The observers will submit observations& recommendations after the polls conclude

1191439963 Fresh start: President Gotabaya Rajapaksa at the inauguration of the fourth session of the parliament | Getty Images

Sri Lanka's National Election Commission has invited foreign observers to monitor the upcoming parliamentary polls in the island nation.

President Gotabaya Rajapaksa on March 2 dissolved Parliament six months ahead of its schedule and called a snap election on April 25. The earlier Parliament was appointed on September 1, 2015.

Rajapaksa sacked the House after the minimum term of four-and-a-half years necessary to dissolve it. 

Rajapaksa, who was elected to office in November last year, had said he cannot work freely because his powers had been reduced. He also faced restrictions as the opposition commanded a majority in the 225-member House.

According to National Election Commission member S Ratnajeevan H Hoole, the organisation has invited observers from the European Union (EU), Commonwealth countries and the NGO, Asian Network for Free Elections (ANFREL), to monitor the upcoming parliamentary election, the Daily Mirror reported on Thursday.

The observers will be deployed across the country.
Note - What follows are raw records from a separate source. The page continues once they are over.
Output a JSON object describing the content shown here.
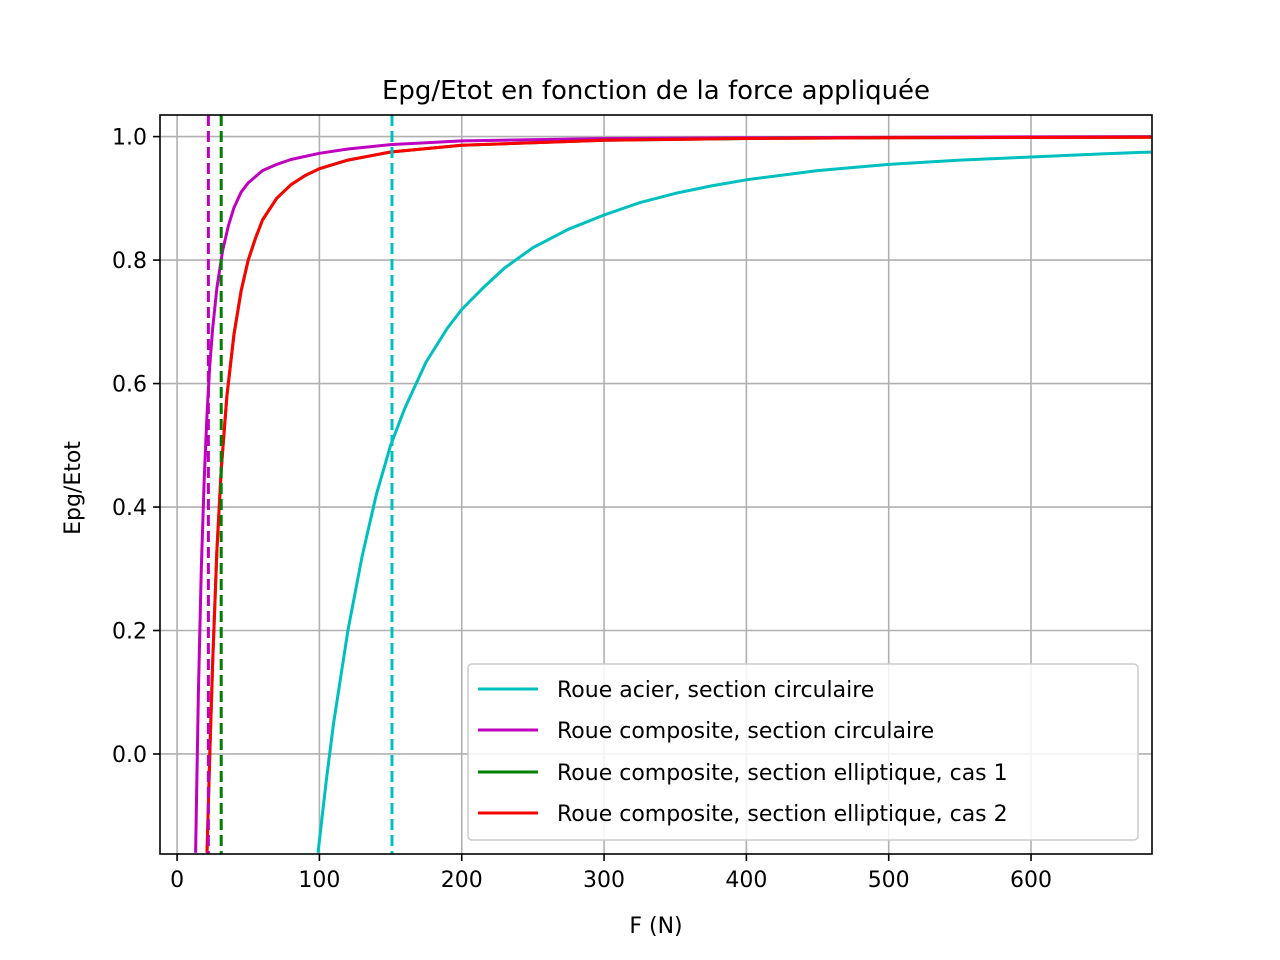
{
  "chart_data": {
    "type": "line",
    "title": "Epg/Etot en fonction de la force appliquée",
    "xlabel": "F (N)",
    "ylabel": "Epg/Etot",
    "xlim": [
      -12,
      685
    ],
    "ylim": [
      -0.162,
      1.035
    ],
    "grid": true,
    "legend_position": "lower right",
    "x_ticks": [
      0,
      100,
      200,
      300,
      400,
      500,
      600
    ],
    "x_tick_labels": [
      "0",
      "100",
      "200",
      "300",
      "400",
      "500",
      "600"
    ],
    "y_ticks": [
      0.0,
      0.2,
      0.4,
      0.6,
      0.8,
      1.0
    ],
    "y_tick_labels": [
      "0.0",
      "0.2",
      "0.4",
      "0.6",
      "0.8",
      "1.0"
    ],
    "series": [
      {
        "name": "Roue acier, section circulaire",
        "color": "#00bfbf",
        "x": [
          99,
          105,
          110,
          120,
          130,
          140,
          150,
          160,
          175,
          190,
          200,
          215,
          230,
          250,
          275,
          300,
          325,
          350,
          375,
          400,
          450,
          500,
          550,
          600,
          650,
          685
        ],
        "y": [
          -0.16,
          -0.04,
          0.05,
          0.2,
          0.32,
          0.42,
          0.5,
          0.56,
          0.635,
          0.69,
          0.72,
          0.755,
          0.787,
          0.82,
          0.85,
          0.873,
          0.893,
          0.908,
          0.92,
          0.93,
          0.945,
          0.955,
          0.962,
          0.967,
          0.972,
          0.975
        ]
      },
      {
        "name": "Roue composite, section circulaire",
        "color": "#bf00bf",
        "x": [
          13,
          15,
          17,
          19,
          21,
          23,
          25,
          28,
          32,
          36,
          40,
          45,
          50,
          60,
          70,
          80,
          100,
          120,
          150,
          200,
          300,
          400,
          500,
          685
        ],
        "y": [
          -0.16,
          0.1,
          0.3,
          0.44,
          0.55,
          0.63,
          0.69,
          0.755,
          0.815,
          0.855,
          0.885,
          0.91,
          0.925,
          0.945,
          0.955,
          0.963,
          0.973,
          0.98,
          0.987,
          0.993,
          0.997,
          0.998,
          0.999,
          1.0
        ]
      },
      {
        "name": "Roue composite, section elliptique, cas 1",
        "color": "#008000",
        "x": [
          21,
          23,
          25,
          28,
          31,
          35,
          40,
          45,
          50,
          55,
          60,
          70,
          80,
          90,
          100,
          120,
          150,
          200,
          300,
          400,
          500,
          685
        ],
        "y": [
          -0.16,
          0.0,
          0.15,
          0.33,
          0.46,
          0.58,
          0.68,
          0.75,
          0.8,
          0.835,
          0.865,
          0.9,
          0.922,
          0.937,
          0.948,
          0.962,
          0.975,
          0.986,
          0.994,
          0.997,
          0.998,
          0.999
        ]
      },
      {
        "name": "Roue composite, section elliptique, cas 2",
        "color": "#ff0000",
        "x": [
          21,
          23,
          25,
          28,
          31,
          35,
          40,
          45,
          50,
          55,
          60,
          70,
          80,
          90,
          100,
          120,
          150,
          200,
          300,
          400,
          500,
          685
        ],
        "y": [
          -0.16,
          0.0,
          0.15,
          0.33,
          0.46,
          0.58,
          0.68,
          0.75,
          0.8,
          0.835,
          0.865,
          0.9,
          0.922,
          0.937,
          0.948,
          0.962,
          0.975,
          0.986,
          0.994,
          0.997,
          0.998,
          0.999
        ]
      }
    ],
    "vertical_lines": [
      {
        "x": 22,
        "color": "#bf00bf",
        "style": "dashed"
      },
      {
        "x": 31,
        "color": "#008000",
        "style": "dashed"
      },
      {
        "x": 151,
        "color": "#00bfbf",
        "style": "dashed"
      }
    ]
  }
}
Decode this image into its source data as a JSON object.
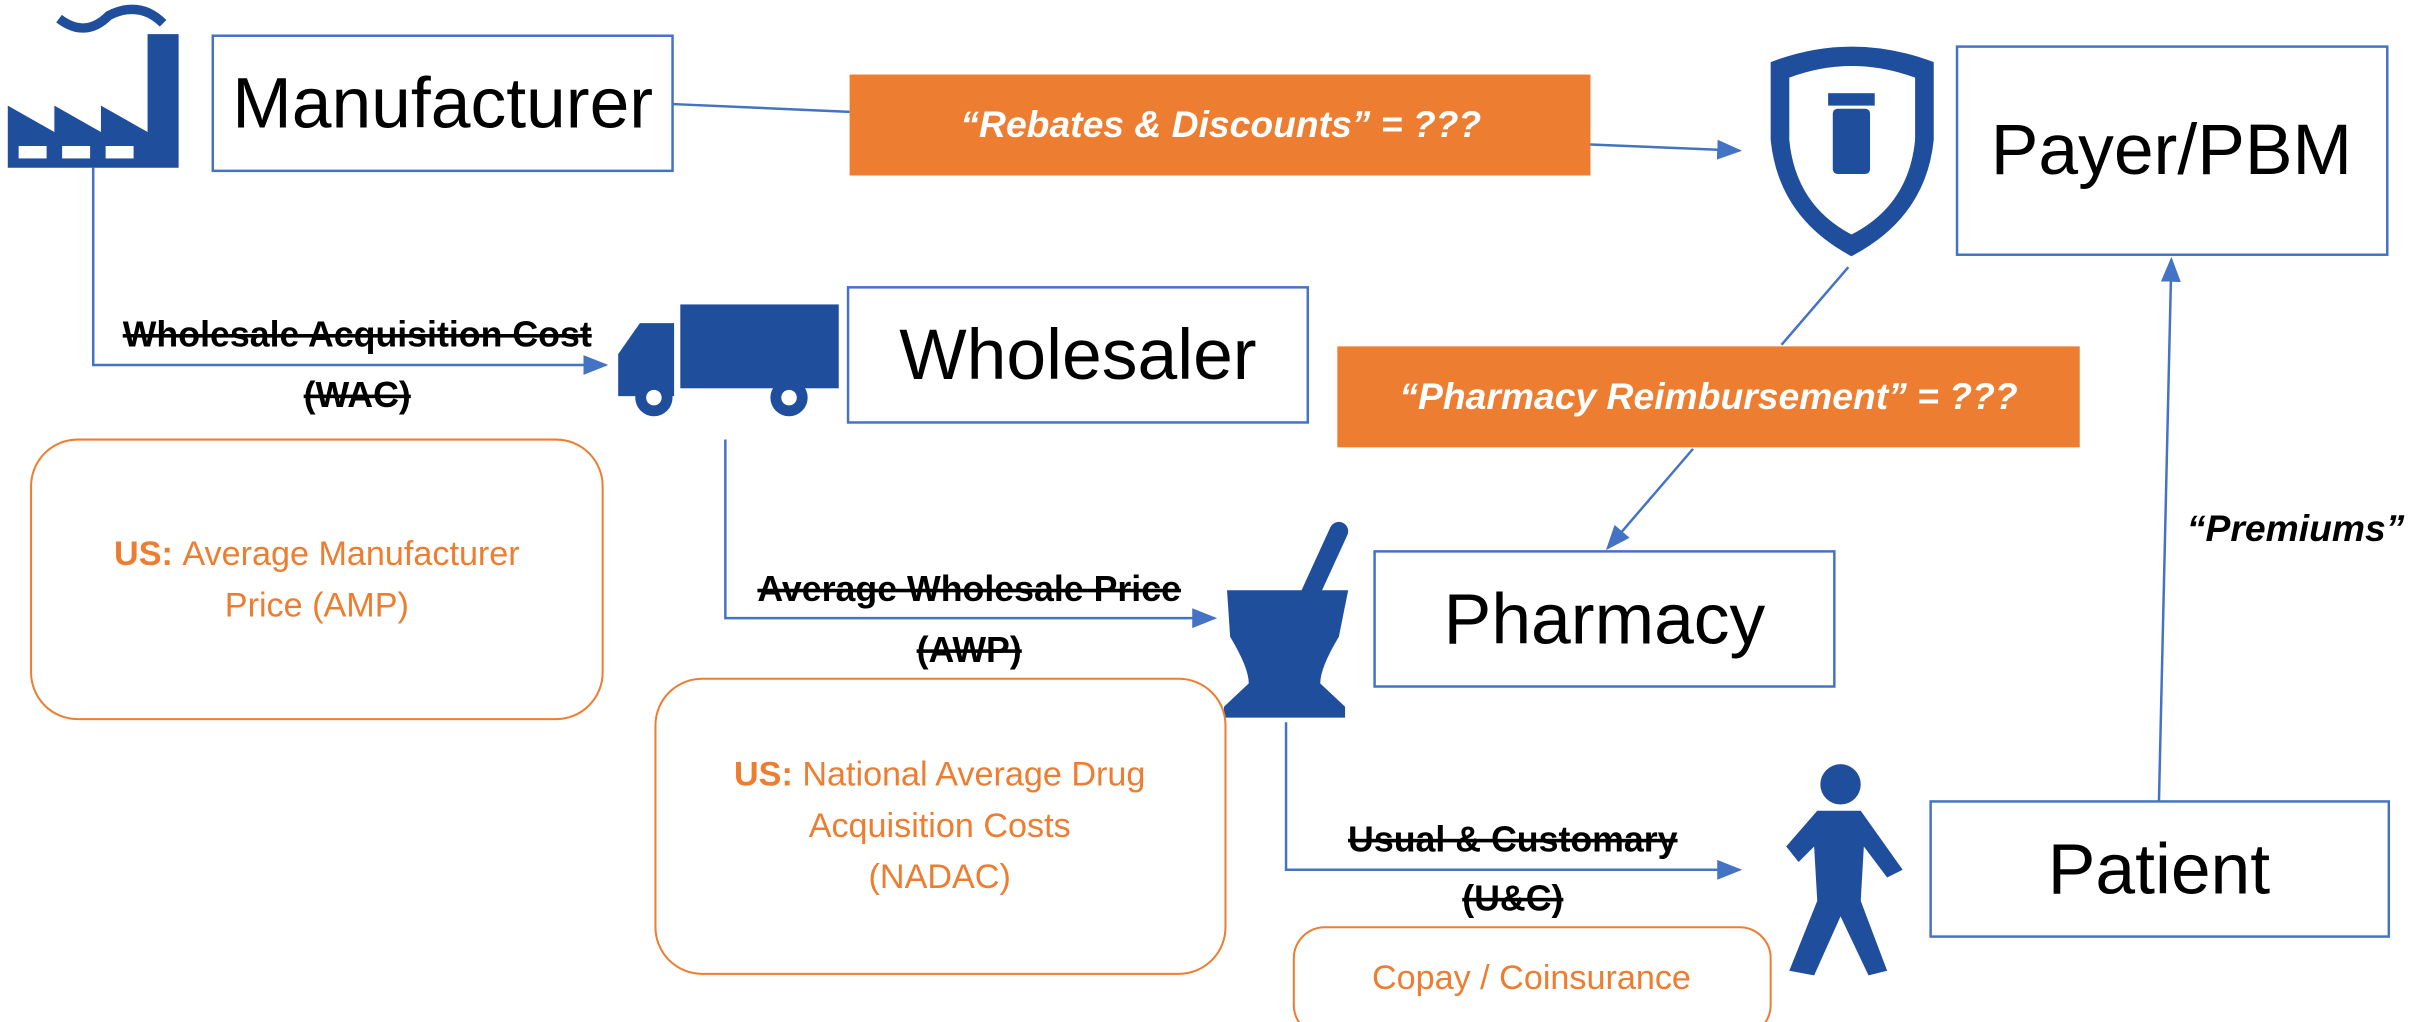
{
  "nodes": [
    {
      "label": "Manufacturer"
    },
    {
      "label": "Wholesaler"
    },
    {
      "label": "Payer/PBM"
    },
    {
      "label": "Pharmacy"
    },
    {
      "label": "Patient"
    }
  ],
  "flows": [
    {
      "label": "“Rebates & Discounts” = ???"
    },
    {
      "label": "“Pharmacy Reimbursement” = ???"
    },
    {
      "label": "“Premiums”"
    }
  ],
  "prices": [
    {
      "lines": [
        "Wholesale Acquisition Cost",
        "(WAC)"
      ]
    },
    {
      "lines": [
        "Average Wholesale Price",
        "(AWP)"
      ]
    },
    {
      "lines": [
        "Usual & Customary",
        "(U&C)"
      ]
    }
  ],
  "notes": [
    {
      "prefix": "US:",
      "lines": [
        "Average Manufacturer",
        "Price (AMP)"
      ]
    },
    {
      "prefix": "US:",
      "lines": [
        "National Average Drug",
        "Acquisition Costs",
        "(NADAC)"
      ]
    },
    {
      "lines": [
        "Copay / Coinsurance"
      ]
    }
  ]
}
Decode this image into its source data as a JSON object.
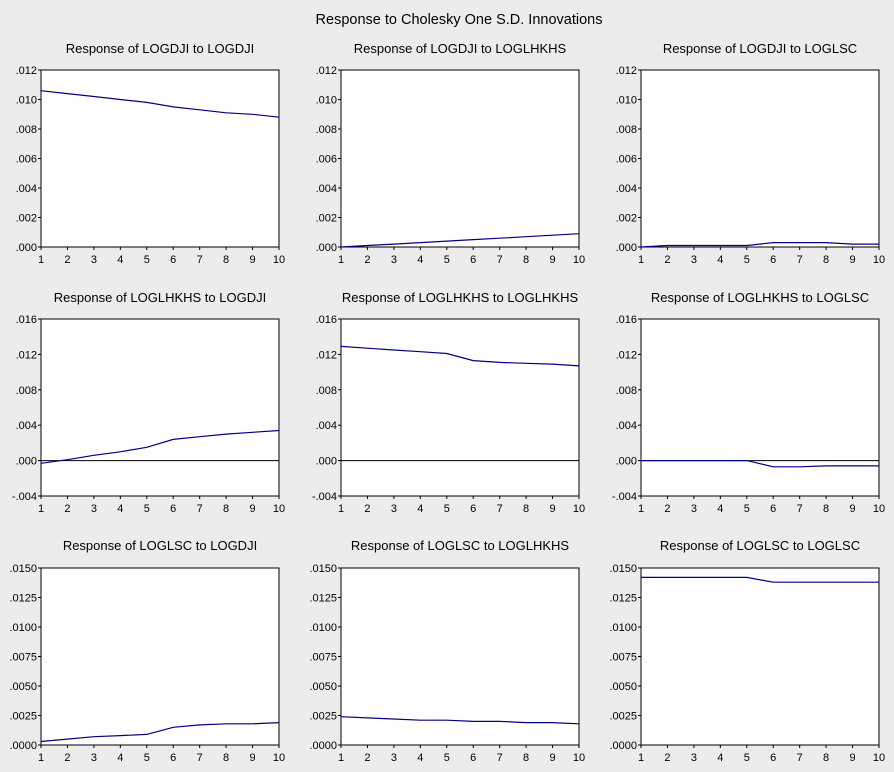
{
  "figure": {
    "title": "Response to Cholesky One S.D. Innovations"
  },
  "colors": {
    "line": "#000080",
    "axis": "#000000",
    "background": "#ececec",
    "plot_bg": "#ffffff"
  },
  "chart_data": [
    {
      "type": "line",
      "title": "Response of LOGDJI to LOGDJI",
      "x": [
        1,
        2,
        3,
        4,
        5,
        6,
        7,
        8,
        9,
        10
      ],
      "values": [
        0.0106,
        0.0104,
        0.0102,
        0.01,
        0.0098,
        0.0095,
        0.0093,
        0.0091,
        0.009,
        0.0088
      ],
      "ylim": [
        0,
        0.012
      ],
      "yticks": [
        ".000",
        ".002",
        ".004",
        ".006",
        ".008",
        ".010",
        ".012"
      ],
      "ytick_values": [
        0,
        0.002,
        0.004,
        0.006,
        0.008,
        0.01,
        0.012
      ],
      "xticks": [
        "1",
        "2",
        "3",
        "4",
        "5",
        "6",
        "7",
        "8",
        "9",
        "10"
      ],
      "zero_line": false
    },
    {
      "type": "line",
      "title": "Response of LOGDJI to LOGLHKHS",
      "x": [
        1,
        2,
        3,
        4,
        5,
        6,
        7,
        8,
        9,
        10
      ],
      "values": [
        0.0,
        0.0001,
        0.0002,
        0.0003,
        0.0004,
        0.0005,
        0.0006,
        0.0007,
        0.0008,
        0.0009
      ],
      "ylim": [
        0,
        0.012
      ],
      "yticks": [
        ".000",
        ".002",
        ".004",
        ".006",
        ".008",
        ".010",
        ".012"
      ],
      "ytick_values": [
        0,
        0.002,
        0.004,
        0.006,
        0.008,
        0.01,
        0.012
      ],
      "xticks": [
        "1",
        "2",
        "3",
        "4",
        "5",
        "6",
        "7",
        "8",
        "9",
        "10"
      ],
      "zero_line": false
    },
    {
      "type": "line",
      "title": "Response of LOGDJI to LOGLSC",
      "x": [
        1,
        2,
        3,
        4,
        5,
        6,
        7,
        8,
        9,
        10
      ],
      "values": [
        0.0,
        0.0001,
        0.0001,
        0.0001,
        0.0001,
        0.0003,
        0.0003,
        0.0003,
        0.0002,
        0.0002
      ],
      "ylim": [
        0,
        0.012
      ],
      "yticks": [
        ".000",
        ".002",
        ".004",
        ".006",
        ".008",
        ".010",
        ".012"
      ],
      "ytick_values": [
        0,
        0.002,
        0.004,
        0.006,
        0.008,
        0.01,
        0.012
      ],
      "xticks": [
        "1",
        "2",
        "3",
        "4",
        "5",
        "6",
        "7",
        "8",
        "9",
        "10"
      ],
      "zero_line": false
    },
    {
      "type": "line",
      "title": "Response of LOGLHKHS to LOGDJI",
      "x": [
        1,
        2,
        3,
        4,
        5,
        6,
        7,
        8,
        9,
        10
      ],
      "values": [
        -0.0003,
        0.0001,
        0.0006,
        0.001,
        0.0015,
        0.0024,
        0.0027,
        0.003,
        0.0032,
        0.0034
      ],
      "ylim": [
        -0.004,
        0.016
      ],
      "yticks": [
        "-.004",
        ".000",
        ".004",
        ".008",
        ".012",
        ".016"
      ],
      "ytick_values": [
        -0.004,
        0,
        0.004,
        0.008,
        0.012,
        0.016
      ],
      "xticks": [
        "1",
        "2",
        "3",
        "4",
        "5",
        "6",
        "7",
        "8",
        "9",
        "10"
      ],
      "zero_line": true
    },
    {
      "type": "line",
      "title": "Response of LOGLHKHS to LOGLHKHS",
      "x": [
        1,
        2,
        3,
        4,
        5,
        6,
        7,
        8,
        9,
        10
      ],
      "values": [
        0.0129,
        0.0127,
        0.0125,
        0.0123,
        0.0121,
        0.0113,
        0.0111,
        0.011,
        0.0109,
        0.0107
      ],
      "ylim": [
        -0.004,
        0.016
      ],
      "yticks": [
        "-.004",
        ".000",
        ".004",
        ".008",
        ".012",
        ".016"
      ],
      "ytick_values": [
        -0.004,
        0,
        0.004,
        0.008,
        0.012,
        0.016
      ],
      "xticks": [
        "1",
        "2",
        "3",
        "4",
        "5",
        "6",
        "7",
        "8",
        "9",
        "10"
      ],
      "zero_line": true
    },
    {
      "type": "line",
      "title": "Response of LOGLHKHS to LOGLSC",
      "x": [
        1,
        2,
        3,
        4,
        5,
        6,
        7,
        8,
        9,
        10
      ],
      "values": [
        0.0,
        0.0,
        0.0,
        0.0,
        0.0,
        -0.0007,
        -0.0007,
        -0.0006,
        -0.0006,
        -0.0006
      ],
      "ylim": [
        -0.004,
        0.016
      ],
      "yticks": [
        "-.004",
        ".000",
        ".004",
        ".008",
        ".012",
        ".016"
      ],
      "ytick_values": [
        -0.004,
        0,
        0.004,
        0.008,
        0.012,
        0.016
      ],
      "xticks": [
        "1",
        "2",
        "3",
        "4",
        "5",
        "6",
        "7",
        "8",
        "9",
        "10"
      ],
      "zero_line": true
    },
    {
      "type": "line",
      "title": "Response of LOGLSC to LOGDJI",
      "x": [
        1,
        2,
        3,
        4,
        5,
        6,
        7,
        8,
        9,
        10
      ],
      "values": [
        0.0003,
        0.0005,
        0.0007,
        0.0008,
        0.0009,
        0.0015,
        0.0017,
        0.0018,
        0.0018,
        0.0019
      ],
      "ylim": [
        0,
        0.015
      ],
      "yticks": [
        ".0000",
        ".0025",
        ".0050",
        ".0075",
        ".0100",
        ".0125",
        ".0150"
      ],
      "ytick_values": [
        0,
        0.0025,
        0.005,
        0.0075,
        0.01,
        0.0125,
        0.015
      ],
      "xticks": [
        "1",
        "2",
        "3",
        "4",
        "5",
        "6",
        "7",
        "8",
        "9",
        "10"
      ],
      "zero_line": false
    },
    {
      "type": "line",
      "title": "Response of LOGLSC to LOGLHKHS",
      "x": [
        1,
        2,
        3,
        4,
        5,
        6,
        7,
        8,
        9,
        10
      ],
      "values": [
        0.0024,
        0.0023,
        0.0022,
        0.0021,
        0.0021,
        0.002,
        0.002,
        0.0019,
        0.0019,
        0.0018
      ],
      "ylim": [
        0,
        0.015
      ],
      "yticks": [
        ".0000",
        ".0025",
        ".0050",
        ".0075",
        ".0100",
        ".0125",
        ".0150"
      ],
      "ytick_values": [
        0,
        0.0025,
        0.005,
        0.0075,
        0.01,
        0.0125,
        0.015
      ],
      "xticks": [
        "1",
        "2",
        "3",
        "4",
        "5",
        "6",
        "7",
        "8",
        "9",
        "10"
      ],
      "zero_line": false
    },
    {
      "type": "line",
      "title": "Response of LOGLSC to LOGLSC",
      "x": [
        1,
        2,
        3,
        4,
        5,
        6,
        7,
        8,
        9,
        10
      ],
      "values": [
        0.0142,
        0.0142,
        0.0142,
        0.0142,
        0.0142,
        0.0138,
        0.0138,
        0.0138,
        0.0138,
        0.0138
      ],
      "ylim": [
        0,
        0.015
      ],
      "yticks": [
        ".0000",
        ".0025",
        ".0050",
        ".0075",
        ".0100",
        ".0125",
        ".0150"
      ],
      "ytick_values": [
        0,
        0.0025,
        0.005,
        0.0075,
        0.01,
        0.0125,
        0.015
      ],
      "xticks": [
        "1",
        "2",
        "3",
        "4",
        "5",
        "6",
        "7",
        "8",
        "9",
        "10"
      ],
      "zero_line": false
    }
  ]
}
They will submit their observations and recommendations after the conclusion of the polls. 

The observers will carry out a comprehensive election assessment, focusing on the legal framework, electoral administration, voter registration, campaigning, conduct of the media, including social media, voting, counting and tallying, and the transmission of results.

Local election monitors are also likely to invite their own foreign observers, the Colombo Gazette reported. 

Over 16.2 million voters are eligible to exercise their franchise. The new Parliament will meet on May 14.

President Rajapaksa, who named his elder brother and former strongman Mahinda Rajapaksa as the prime minister of the caretaker cabinet in December, earlier said he wanted two-thirds seats in the 225-member assembly.